J'ouvrirai ici une parenthèse : votre précipitation est peut-être justifiée par le fait que plus on parle du texte, plus le Premier ministre baisse dans les sondages, et si les débats duraient encore quelques semaines, sa cote de popularité finirait peut-être à zéro ! Alors, je vous comprends !

Vous n'avez pas voulu attendre les conclusions de la mission commune d'information, mise en place voilà quelques jours par le Sénat, sur le bilan et les perspectives d'avenir des politiques conduites envers les quartiers en difficulté depuis une quinzaine d'années, manifestant ainsi peu de considération pour les travaux de notre assemblée. Elle a siégé, me semble-t-il, deux fois, et devra conclure ses travaux en octobre prochain.

Coupant court au débat à l'Assemblée nationale de manière brutale, tentant de prendre de vitesse le mouvement étudiant, vous avez aujourd'hui l'outrecuidance de répondre aux problèmes des banlieues et aux situations d'exclusion à travers ce projet de loi, dans la précipitation, sans réflexion, par un empilement de mesures éparses, sans cohérence, sans tirer les leçons du passé, sans traiter le mal à la racine, sans analyse et en oubliant complètement le secteur de l'éducation.

Comment pouvez-vous penser que la réponse à la crise des banlieues, à la grave inquiétude qui a traversé notre pays, au désespoir social qui a secoué nos quartiers populaires se trouve dans le texte que vous nous présentez ?

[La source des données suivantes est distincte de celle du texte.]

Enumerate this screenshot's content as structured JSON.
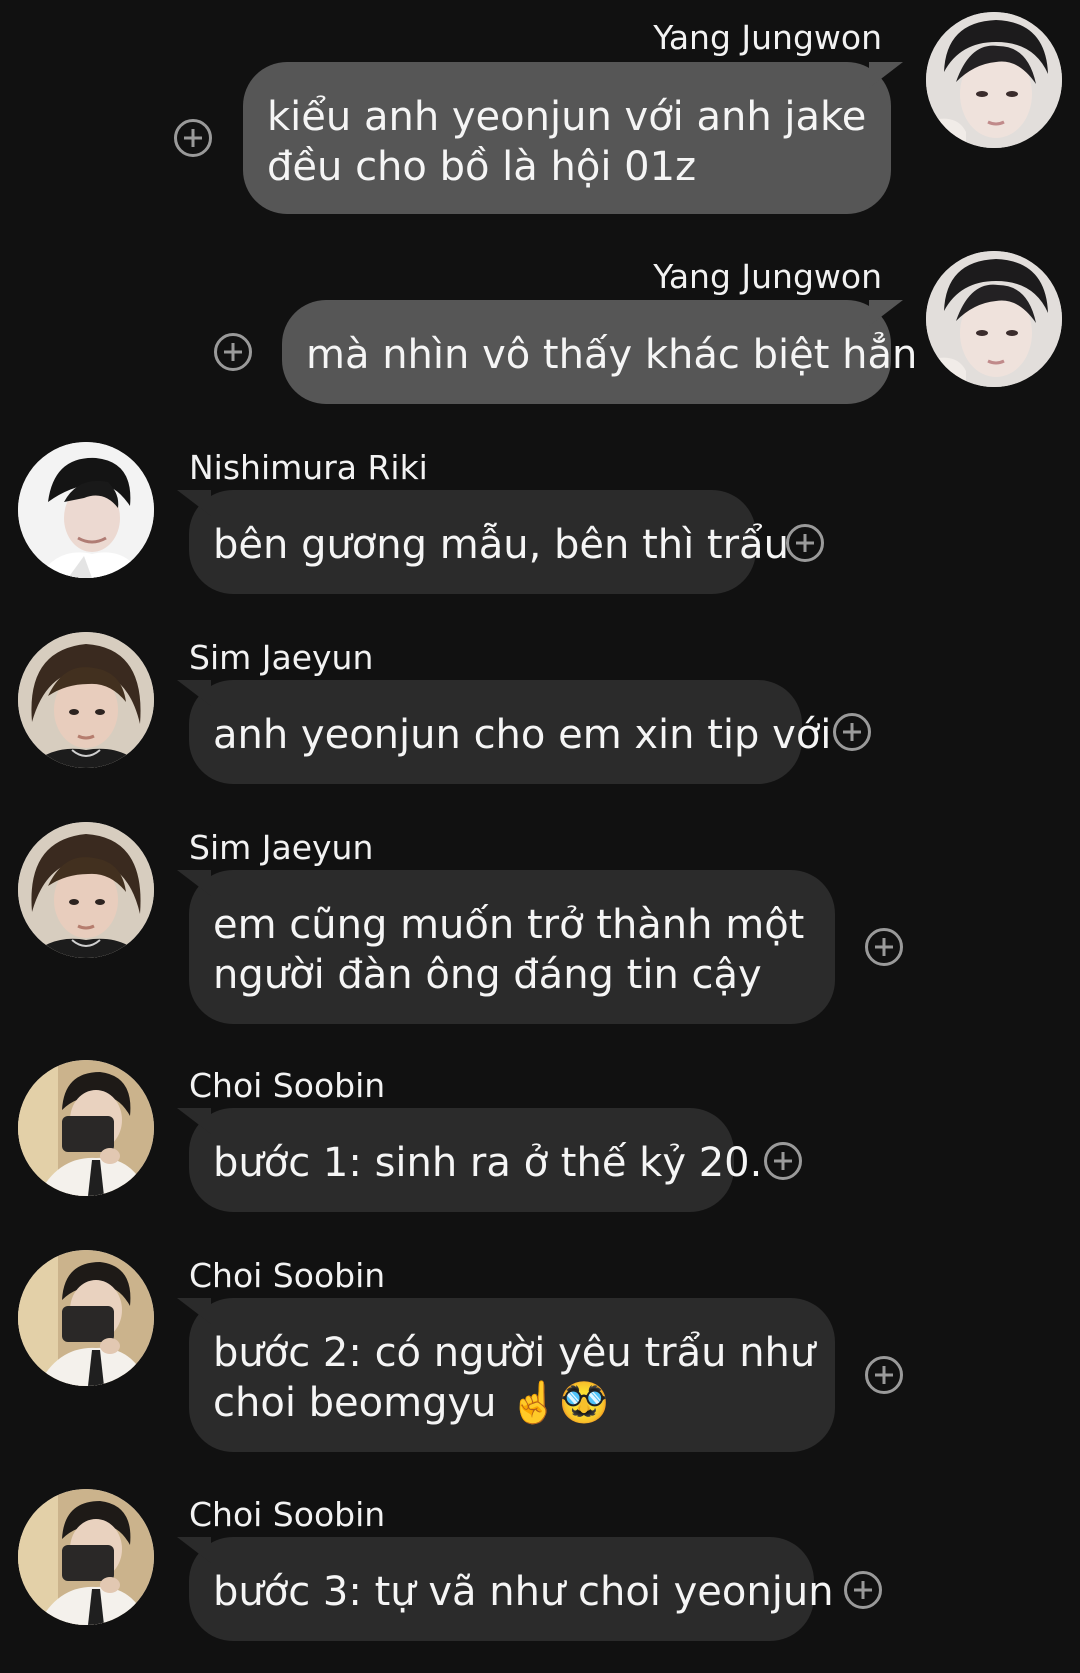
{
  "messages": [
    {
      "sender": "Yang Jungwon",
      "lines": [
        "kiểu anh yeonjun với anh jake",
        "đều cho bồ là hội 01z"
      ]
    },
    {
      "sender": "Yang Jungwon",
      "lines": [
        "mà nhìn vô thấy khác biệt hẳn"
      ]
    },
    {
      "sender": "Nishimura Riki",
      "lines": [
        "bên gương mẫu, bên thì trẩu"
      ]
    },
    {
      "sender": "Sim Jaeyun",
      "lines": [
        "anh yeonjun cho em xin tip với"
      ]
    },
    {
      "sender": "Sim Jaeyun",
      "lines": [
        "em cũng muốn trở thành một",
        "người đàn ông đáng tin cậy"
      ]
    },
    {
      "sender": "Choi Soobin",
      "lines": [
        "bước 1: sinh ra ở thế kỷ 20."
      ]
    },
    {
      "sender": "Choi Soobin",
      "lines": [
        "bước 2: có người yêu trẩu như",
        "choi beomgyu ☝️🥸"
      ]
    },
    {
      "sender": "Choi Soobin",
      "lines": [
        "bước 3: tự vã như choi yeonjun"
      ]
    }
  ],
  "avatars": {
    "yang_jungwon": "avatar-photo",
    "nishimura_riki": "avatar-photo",
    "sim_jaeyun": "avatar-photo",
    "choi_soobin": "avatar-photo"
  },
  "colors": {
    "background": "#111111",
    "incoming_bubble": "#2b2b2b",
    "outgoing_bubble": "#565656",
    "react_icon": "#9a9a9a"
  },
  "icons": {
    "reaction": "add-reaction-icon"
  }
}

Si votre attitude à l'égard du Parlement est condamnable, que penser de votre conduite à l'égard des syndicats, des associations, des travailleurs sociaux, des enseignants, des élus qui travaillent sur le terrain, au coeur des quartiers meurtris par l'exclusion de leurs habitants ?

Ce n'est pas avec cette attitude que vous allez faire disparaître le sentiment d'injustice et d'être laissé pour compte qu'éprouvent tant de ceux qui vivent dans ces quartiers !

Un énième plan pris dans l'urgence : nos villes, nos quartiers, leurs habitants, les principes d'égalité et de fraternité qui sont au fondement de notre République méritaient mieux que cela, messieurs !

Comment analyser la non-prise en compte de l'appel des associations qui, depuis 2003, alertent les pouvoirs publics sur les difficultés qu'elles rencontrent au quotidien sur le terrain ?

Comment analyser les multiples appels du monde associatif, en réponse au gel des crédits du fonds d'action et de soutien pour l'intégration et la lutte contre les discriminations ?

Comment qualifier l'indifférence aux multiples signaux d'alerte lancés par l'ensemble de la société civile ?

Comment analyser le cri des associations face à la disparition des emplois-jeunes ?

Comment analyser le fait que, depuis quatre ans, vous n'avez eu de cesse de montrer du doigt les jeunes de nos banlieues, de les agresser verbalement, voire de les insulter, comme l'a fait le ministre de l'intérieur, ou de chercher à mettre en cause, comme l'ont fait certains parlementaires de votre majorité, le rap, une expression culturelle certes discutable, mais qui est reconnue ?

Il aura fallu la flambée de violence de l'automne, violence que nous condamnons sans nuance mais qui est là, pour que le Gouvernement reconnaisse la forte diminution des subventions infligées ces trois dernières années aux associations et pour que, enfin, le Premier ministre annonce un supplément budgétaire de 100 millions d'euros pour l'année 2006, ramenant ainsi les financements du volet social de la politique de la ville à hauteur de ce qu'ils étaient en 2002.